Sharan Dhaliwal is the editor in chief of Burnt Roti Magazine. Photo: Burnt Roti

She says the first big wave of migration to the UK from was during the Partition of India in 1947, when British colonial rulers divided what was British India into two independent nations; India and Pakistan.

“It was during a lot of the genocides that happened, so people were escaping… and there was a lot of immigration during that time.”

In the early 1970s, during the Bangladesh liberation war with what was then east Pakistan, a large number of Bangladeshi people also migrated to the UK.

New immigrants took any job they could, taking any pay they could get, often in factories says Dhaliwal.

“It’s easier now for younger people to come in and ask for a better pay, but there’s still a gap, there’s still a massive gap.

"I found it really interesting [that] it's generational because I think we never think of that, we never think when people immigrate over, the way that they have to just grab a job, any job that they can grab, and there’s going to be a massive pay gap there.”

It's now time to close that gap, she says.

In terms of a gender pay gap, the largest exists between Indian workers.

 “It was very much a thing that when people came over the men would work, and the women would look after the children, so they wouldn’t work.”

The pay gap didn’t really consider the fact that women didn’t work and when they did it was part time or freelance, she says.

“It was rarely a full-time job where you can actually build in statistics for women in that generation.”
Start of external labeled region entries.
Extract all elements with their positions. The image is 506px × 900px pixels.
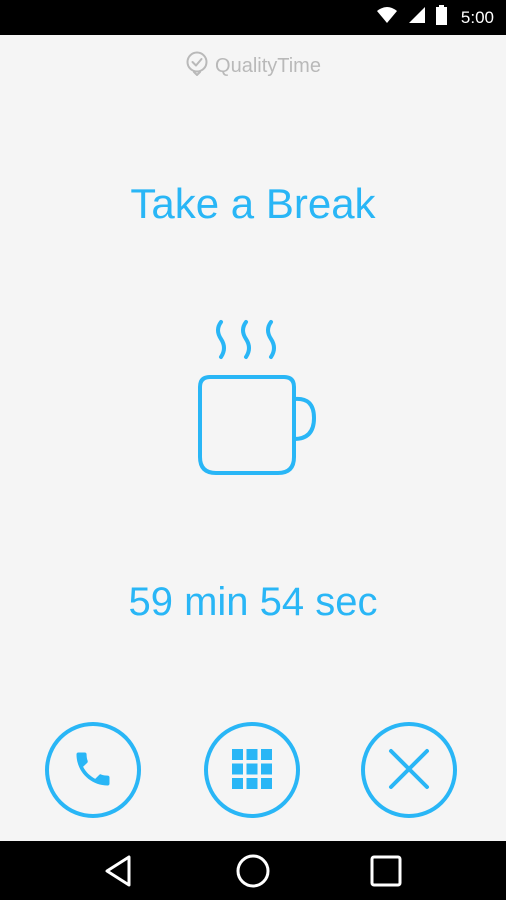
close-button[interactable] (361, 722, 457, 818)
cell-signal-icon (408, 6, 426, 29)
home-icon[interactable] (218, 841, 288, 900)
wifi-icon (376, 6, 398, 29)
brand-header: QualityTime (0, 50, 506, 82)
break-title: Take a Break (130, 180, 376, 227)
recents-icon[interactable] (351, 841, 421, 900)
call-button[interactable] (45, 722, 141, 818)
clock-check-icon (185, 50, 209, 82)
break-timer: 59 min 54 sec (128, 580, 378, 624)
apps-button[interactable] (204, 722, 300, 818)
status-time: 5:00 (460, 7, 494, 27)
status-icons: 5:00 (376, 0, 494, 35)
coffee-cup-icon (190, 315, 325, 480)
brand-name: QualityTime (215, 54, 321, 77)
battery-icon (435, 5, 447, 30)
grid-icon (230, 747, 274, 794)
status-bar: 5:00 (0, 0, 506, 35)
close-icon (387, 747, 431, 794)
phone-icon (71, 747, 115, 794)
navigation-bar (0, 841, 506, 900)
back-icon[interactable] (84, 841, 154, 900)
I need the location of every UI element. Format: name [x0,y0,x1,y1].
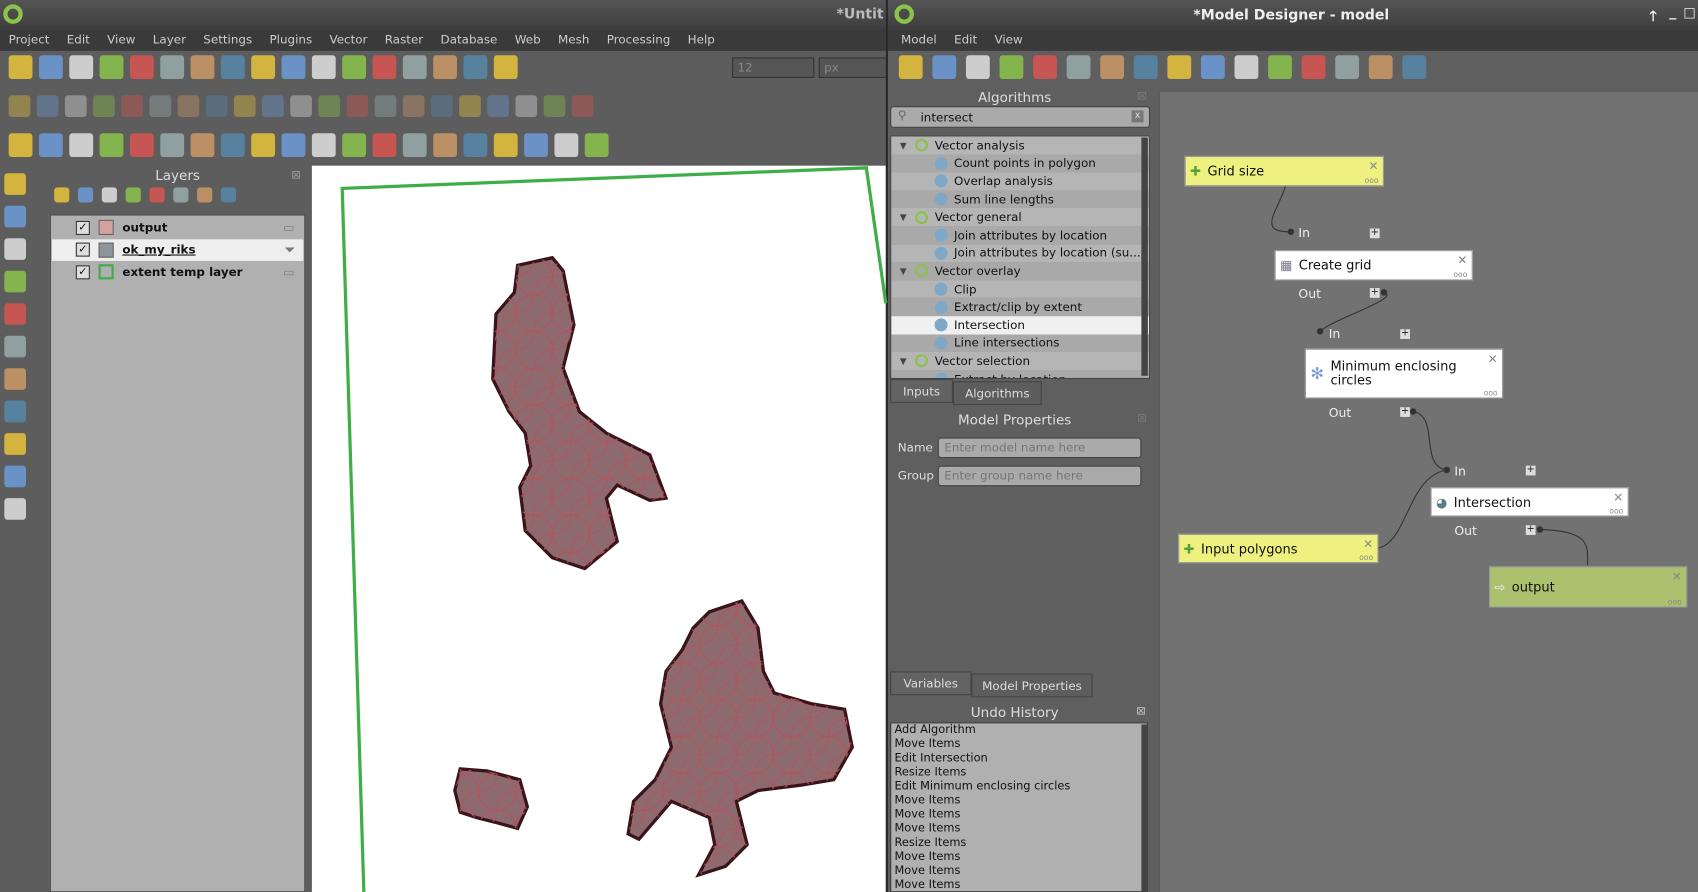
remove-node-icon[interactable]: ✕ [1613,491,1623,505]
algorithm-gear-icon: ✻ [1310,363,1324,384]
node-options-icon[interactable]: ooo [1668,598,1682,607]
node-label: Create grid [1298,257,1372,273]
connection-line [1413,410,1447,471]
remove-node-icon[interactable]: ✕ [1672,570,1682,584]
node-options-icon[interactable]: ooo [1453,271,1467,280]
node-input-polygons[interactable]: ✚ Input polygons ✕ ooo [1178,533,1379,564]
expand-outputs-icon[interactable]: + [1525,525,1536,535]
expand-inputs-icon[interactable]: + [1400,329,1410,339]
expand-inputs-icon[interactable]: + [1369,228,1380,239]
connection-line [1539,529,1589,566]
remove-node-icon[interactable]: ✕ [1363,537,1373,551]
expand-outputs-icon[interactable]: + [1400,407,1410,417]
node-minimum-enclosing-circles[interactable]: ✻ Minimum enclosing circles ✕ ooo [1304,348,1504,399]
port-in: In [1454,463,1466,479]
port-out: Out [1328,405,1352,421]
node-output[interactable]: ⇨ output ✕ ooo [1489,566,1688,608]
drawing-layer [340,166,1589,892]
port-in: In [1298,225,1310,241]
node-options-icon[interactable]: ooo [1609,507,1623,516]
expand-outputs-icon[interactable]: + [1369,288,1380,298]
node-label: output [1511,579,1555,595]
node-options-icon[interactable]: ooo [1359,553,1373,562]
output-arrow-icon: ⇨ [1494,579,1506,595]
grid-icon: ▦ [1279,257,1293,273]
remove-node-icon[interactable]: ✕ [1488,352,1498,366]
connection-line [1271,186,1291,233]
parameter-plus-icon: ✚ [1183,540,1195,557]
node-grid-size[interactable]: ✚ Grid size ✕ ooo [1184,155,1384,187]
node-label: Minimum enclosing circles [1330,358,1457,388]
parameter-plus-icon: ✚ [1190,163,1202,179]
node-label: Grid size [1207,163,1265,179]
intersection-icon: ◕ [1435,494,1448,510]
node-label: Intersection [1453,494,1532,510]
port-out: Out [1454,523,1477,539]
remove-node-icon[interactable]: ✕ [1457,253,1467,267]
node-label: Input polygons [1201,540,1298,557]
node-options-icon[interactable]: ooo [1365,177,1379,186]
remove-node-icon[interactable]: ✕ [1369,159,1379,173]
node-intersection[interactable]: ◕ Intersection ✕ ooo [1430,487,1629,517]
expand-inputs-icon[interactable]: + [1525,465,1536,476]
port-out: Out [1298,285,1321,302]
node-options-icon[interactable]: ooo [1484,389,1498,398]
port-in: In [1328,325,1341,342]
node-create-grid[interactable]: ▦ Create grid ✕ ooo [1274,250,1473,281]
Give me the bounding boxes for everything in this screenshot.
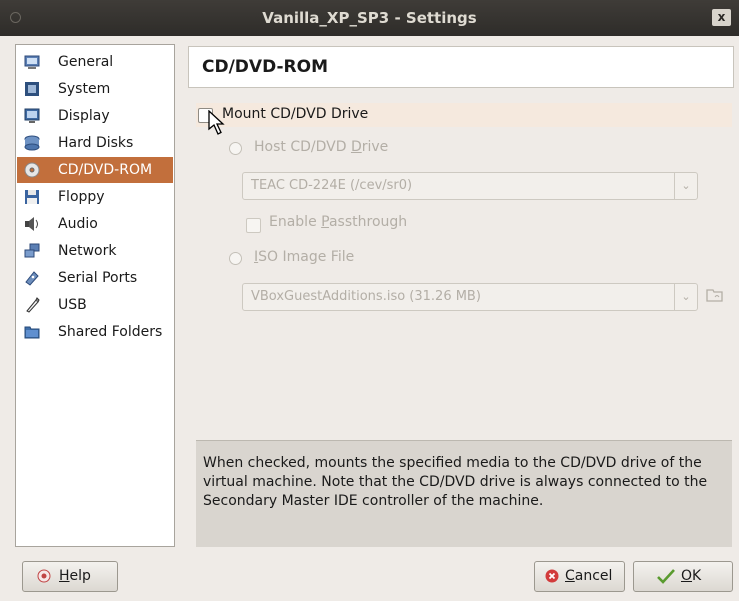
cancel-button-label: Cancel bbox=[565, 568, 613, 584]
help-button[interactable]: Help bbox=[22, 561, 118, 592]
sidebar-item-label: USB bbox=[58, 297, 87, 313]
system-icon bbox=[25, 82, 39, 96]
iso-image-select[interactable]: VBoxGuestAdditions.iso (31.26 MB) ⌄ bbox=[242, 283, 698, 311]
sidebar-item-label: General bbox=[58, 54, 114, 70]
iso-image-select-value: VBoxGuestAdditions.iso (31.26 MB) bbox=[251, 289, 481, 304]
sidebar-item-serial-ports[interactable]: Serial Ports bbox=[17, 265, 173, 291]
description-panel: When checked, mounts the specified media… bbox=[196, 440, 732, 547]
iso-image-radio[interactable] bbox=[229, 252, 242, 265]
sidebar-item-label: Audio bbox=[58, 216, 98, 232]
display-icon bbox=[24, 108, 40, 123]
serial-ports-icon bbox=[25, 271, 39, 286]
hard-disks-icon bbox=[24, 135, 40, 151]
general-icon bbox=[24, 55, 40, 69]
sidebar-item-shared-folders[interactable]: Shared Folders bbox=[17, 319, 173, 345]
sidebar-item-hard-disks[interactable]: Hard Disks bbox=[17, 130, 173, 156]
mount-cd-dvd-label: Mount CD/DVD Drive bbox=[222, 106, 369, 122]
title-bar[interactable]: Vanilla_XP_SP3 - Settings x bbox=[0, 0, 739, 36]
sidebar-item-label: System bbox=[58, 81, 111, 97]
audio-icon bbox=[25, 217, 38, 231]
enable-passthrough-label: Enable Passthrough bbox=[269, 214, 408, 230]
chevron-down-icon[interactable]: ⌄ bbox=[674, 284, 697, 310]
sidebar-item-label: Floppy bbox=[58, 189, 105, 205]
close-button[interactable]: x bbox=[712, 9, 731, 26]
sidebar-item-label: Network bbox=[58, 243, 117, 259]
ok-button-label: OK bbox=[681, 568, 702, 584]
cd-dvd-icon bbox=[24, 162, 40, 178]
floppy-icon bbox=[25, 190, 39, 204]
sidebar-item-label: Hard Disks bbox=[58, 135, 134, 151]
sidebar-item-cd-dvd-rom[interactable]: CD/DVD-ROM bbox=[17, 157, 173, 183]
sidebar-item-audio[interactable]: Audio bbox=[17, 211, 173, 237]
chevron-down-icon[interactable]: ⌄ bbox=[674, 173, 697, 199]
sidebar-item-system[interactable]: System bbox=[17, 76, 173, 102]
sidebar-item-label: Shared Folders bbox=[58, 324, 163, 340]
window-title: Vanilla_XP_SP3 - Settings bbox=[262, 9, 477, 27]
sidebar-item-label: Display bbox=[58, 108, 110, 124]
host-drive-label: Host CD/DVD Drive bbox=[254, 139, 389, 155]
description-text: When checked, mounts the specified media… bbox=[203, 455, 708, 509]
settings-window: Vanilla_XP_SP3 - Settings x General Syst… bbox=[0, 0, 739, 601]
host-drive-select[interactable]: TEAC CD-224E (/cev/sr0) ⌄ bbox=[242, 172, 698, 200]
help-button-label: Help bbox=[59, 568, 91, 584]
sidebar-item-label: Serial Ports bbox=[58, 270, 138, 286]
help-icon bbox=[37, 569, 51, 583]
sidebar-item-general[interactable]: General bbox=[17, 49, 173, 75]
sidebar-item-network[interactable]: Network bbox=[17, 238, 173, 264]
cancel-button[interactable]: Cancel bbox=[534, 561, 625, 592]
usb-icon bbox=[26, 297, 40, 313]
checkmark-icon bbox=[657, 569, 675, 584]
page-title: CD/DVD-ROM bbox=[202, 57, 329, 77]
sidebar-item-floppy[interactable]: Floppy bbox=[17, 184, 173, 210]
host-drive-select-value: TEAC CD-224E (/cev/sr0) bbox=[251, 178, 413, 193]
shared-folders-icon bbox=[24, 326, 40, 339]
ok-button[interactable]: OK bbox=[633, 561, 733, 592]
mouse-cursor-icon bbox=[208, 110, 225, 135]
host-drive-radio[interactable] bbox=[229, 142, 242, 155]
sidebar-item-label: CD/DVD-ROM bbox=[58, 162, 153, 178]
network-icon bbox=[24, 243, 40, 258]
iso-image-label: ISO Image File bbox=[254, 249, 355, 265]
sidebar-item-usb[interactable]: USB bbox=[17, 292, 173, 318]
settings-category-list[interactable]: General System Display Hard Disks CD/DVD… bbox=[15, 44, 175, 547]
enable-passthrough-checkbox[interactable] bbox=[246, 218, 261, 233]
open-folder-icon[interactable] bbox=[706, 286, 724, 304]
sidebar-item-display[interactable]: Display bbox=[17, 103, 173, 129]
cancel-icon bbox=[545, 569, 559, 583]
page-header: CD/DVD-ROM bbox=[188, 46, 734, 88]
mount-cd-dvd-checkbox-row[interactable]: Mount CD/DVD Drive bbox=[196, 103, 732, 127]
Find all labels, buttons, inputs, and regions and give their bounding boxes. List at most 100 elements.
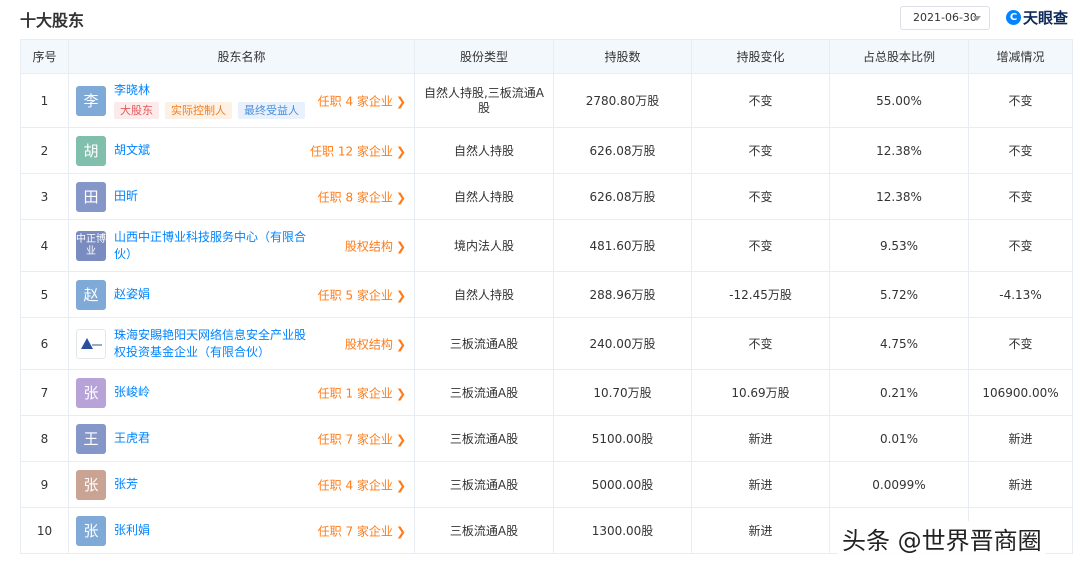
tag-major-shareholder: 大股东	[114, 102, 159, 119]
tag-actual-controller: 实际控制人	[165, 102, 232, 119]
shareholder-cell: 张 张芳 任职 4 家企业 ❯	[68, 461, 415, 508]
column-header-ratio[interactable]: 占总股本比例	[829, 39, 969, 74]
column-header-index[interactable]: 序号	[20, 39, 69, 74]
row-index: 5	[20, 271, 69, 318]
positions-link[interactable]: 任职 4 家企业 ❯	[318, 476, 406, 493]
table-row: 6 珠海安賜艳阳天网络信息安全产业股权投资基金企业（有限合伙） 股权结构 ❯ 三板…	[20, 317, 1073, 370]
share-ratio: 55.00%	[829, 73, 969, 128]
table-row: 4 中正博业 山西中正博业科技服务中心（有限合伙） 股权结构 ❯ 境内法人股 48…	[20, 219, 1073, 272]
column-header-change[interactable]: 持股变化	[691, 39, 830, 74]
share-delta: 不变	[968, 219, 1073, 272]
equity-structure-link[interactable]: 股权结构 ❯	[345, 237, 406, 254]
section-title: 十大股东	[20, 11, 85, 30]
shares-held: 5100.00股	[553, 415, 692, 462]
shares-held: 2780.80万股	[553, 73, 692, 128]
chevron-right-icon: ❯	[395, 478, 406, 492]
shares-held: 1300.00股	[553, 507, 692, 554]
shares-held: 288.96万股	[553, 271, 692, 318]
shareholder-name-link[interactable]: 珠海安賜艳阳天网络信息安全产业股权投资基金企业（有限合伙）	[114, 327, 314, 361]
share-ratio: 0.01%	[829, 415, 969, 462]
row-index: 7	[20, 369, 69, 416]
row-index: 4	[20, 219, 69, 272]
share-type: 三板流通A股	[414, 415, 554, 462]
avatar: 张	[76, 515, 106, 546]
shareholder-cell: 王 王虎君 任职 7 家企业 ❯	[68, 415, 415, 462]
row-index: 8	[20, 415, 69, 462]
tag-ultimate-beneficiary: 最终受益人	[238, 102, 305, 119]
share-type: 自然人持股	[414, 271, 554, 318]
chevron-right-icon: ❯	[395, 386, 406, 400]
share-ratio: 0.21%	[829, 369, 969, 416]
share-change: 新进	[691, 461, 830, 508]
share-ratio: 12.38%	[829, 127, 969, 174]
shareholders-table: 序号 股东名称 股份类型 持股数 持股变化 占总股本比例 增减情况 1 李 李晓…	[20, 39, 1073, 554]
brand-logo: C 天眼查	[1006, 7, 1068, 28]
avatar: 胡	[76, 135, 106, 166]
avatar: 张	[76, 377, 106, 408]
share-ratio: 12.38%	[829, 173, 969, 220]
row-index: 6	[20, 317, 69, 370]
row-index: 10	[20, 507, 69, 554]
shareholder-cell: 珠海安賜艳阳天网络信息安全产业股权投资基金企业（有限合伙） 股权结构 ❯	[68, 317, 415, 370]
share-type: 三板流通A股	[414, 507, 554, 554]
shares-held: 626.08万股	[553, 173, 692, 220]
shares-held: 10.70万股	[553, 369, 692, 416]
share-delta: 新进	[968, 461, 1073, 508]
shares-held: 5000.00股	[553, 461, 692, 508]
share-type: 自然人持股	[414, 127, 554, 174]
positions-link[interactable]: 任职 8 家企业 ❯	[318, 188, 406, 205]
row-index: 1	[20, 73, 69, 128]
column-header-type[interactable]: 股份类型	[414, 39, 554, 74]
company-avatar: 中正博业	[76, 230, 106, 261]
share-delta: 不变	[968, 73, 1073, 128]
shares-held: 240.00万股	[553, 317, 692, 370]
shareholder-name-link[interactable]: 山西中正博业科技服务中心（有限合伙）	[114, 229, 314, 263]
positions-link[interactable]: 任职 12 家企业 ❯	[310, 142, 406, 159]
column-header-name[interactable]: 股东名称	[68, 39, 415, 74]
table-row: 1 李 李晓林 大股东 实际控制人 最终受益人 任职 4 家企业 ❯ 自然人持股,	[20, 73, 1073, 128]
section-header: 十大股东 2021-06-30 C 天眼查	[0, 0, 1080, 38]
chevron-right-icon: ❯	[395, 288, 406, 302]
share-type: 三板流通A股	[414, 461, 554, 508]
positions-link[interactable]: 任职 7 家企业 ❯	[318, 430, 406, 447]
shareholder-cell: 赵 赵姿娟 任职 5 家企业 ❯	[68, 271, 415, 318]
chevron-right-icon: ❯	[395, 524, 406, 538]
row-index: 2	[20, 127, 69, 174]
date-select-value: 2021-06-30	[913, 11, 977, 24]
column-header-delta[interactable]: 增减情况	[968, 39, 1073, 74]
share-delta: 新进	[968, 415, 1073, 462]
share-change: 不变	[691, 127, 830, 174]
positions-link[interactable]: 任职 7 家企业 ❯	[318, 522, 406, 539]
shareholder-cell: 张 张峻岭 任职 1 家企业 ❯	[68, 369, 415, 416]
row-index: 3	[20, 173, 69, 220]
share-change: 新进	[691, 415, 830, 462]
avatar: 田	[76, 181, 106, 212]
row-index: 9	[20, 461, 69, 508]
company-logo-icon	[76, 328, 106, 359]
positions-link[interactable]: 任职 4 家企业 ❯	[318, 92, 406, 109]
chevron-right-icon: ❯	[395, 190, 406, 204]
caret-down-icon	[973, 16, 981, 21]
share-type: 三板流通A股	[414, 317, 554, 370]
shareholder-cell: 李 李晓林 大股东 实际控制人 最终受益人 任职 4 家企业 ❯	[68, 73, 415, 128]
share-type: 自然人持股	[414, 173, 554, 220]
avatar: 赵	[76, 279, 106, 310]
equity-structure-link[interactable]: 股权结构 ❯	[345, 335, 406, 352]
date-select[interactable]: 2021-06-30	[900, 6, 990, 30]
share-ratio: 5.72%	[829, 271, 969, 318]
column-header-shares[interactable]: 持股数	[553, 39, 692, 74]
share-change: 不变	[691, 317, 830, 370]
shares-held: 626.08万股	[553, 127, 692, 174]
share-ratio: 9.53%	[829, 219, 969, 272]
brand-text: 天眼查	[1023, 9, 1069, 27]
shares-held: 481.60万股	[553, 219, 692, 272]
table-header-row: 序号 股东名称 股份类型 持股数 持股变化 占总股本比例 增减情况	[20, 39, 1073, 74]
shareholder-cell: 张 张利娟 任职 7 家企业 ❯	[68, 507, 415, 554]
share-delta: 106900.00%	[968, 369, 1073, 416]
share-change: 10.69万股	[691, 369, 830, 416]
share-delta: 不变	[968, 173, 1073, 220]
shareholder-cell: 田 田昕 任职 8 家企业 ❯	[68, 173, 415, 220]
positions-link[interactable]: 任职 5 家企业 ❯	[318, 286, 406, 303]
positions-link[interactable]: 任职 1 家企业 ❯	[318, 384, 406, 401]
share-type: 三板流通A股	[414, 369, 554, 416]
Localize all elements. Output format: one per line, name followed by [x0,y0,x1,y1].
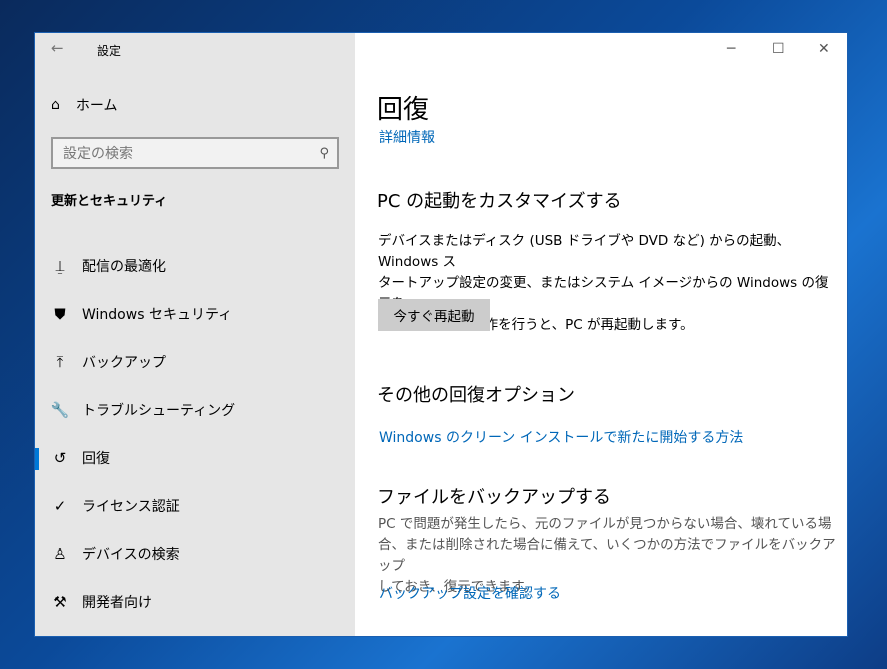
search-input[interactable]: 設定の検索 ⚲ [51,137,339,169]
section-heading: 更新とセキュリティ [51,194,168,209]
minimize-button[interactable]: ─ [727,41,735,57]
other-options-heading: その他の回復オプション [377,385,575,406]
search-placeholder: 設定の検索 [63,146,133,162]
sidebar-item[interactable]: ✓ ライセンス認証 [35,486,355,526]
content-pane: ─ ☐ ✕ 回復 詳細情報 PC の起動をカスタマイズする デバイスまたはディス… [355,33,847,636]
sidebar-item-label: ライセンス認証 [82,499,180,515]
sidebar-item-label: バックアップ [82,355,166,371]
check-circle-icon: ✓ [53,497,67,515]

There’s now a big uprising of young women from ethnic minority backgrounds working to make changes in society.

“Whether it’s political or in the creative world, there’s a lot of independent things being created by young women. There’s so many people starting new businesses and that’s not something that really happened before.”

These are people who are able to hire employees, she says.

“Yes, we still need to match the gap in the pay and there’s a lot of work to be done there and a lot of the work needs to be done from higher up in these industries because that’s not being done.

"A lot of ethnic people are just starting their own thing, are just saying we’ll do it ourselves, let’s start our own business and then we can match our own pay and we can pay people the way we want to.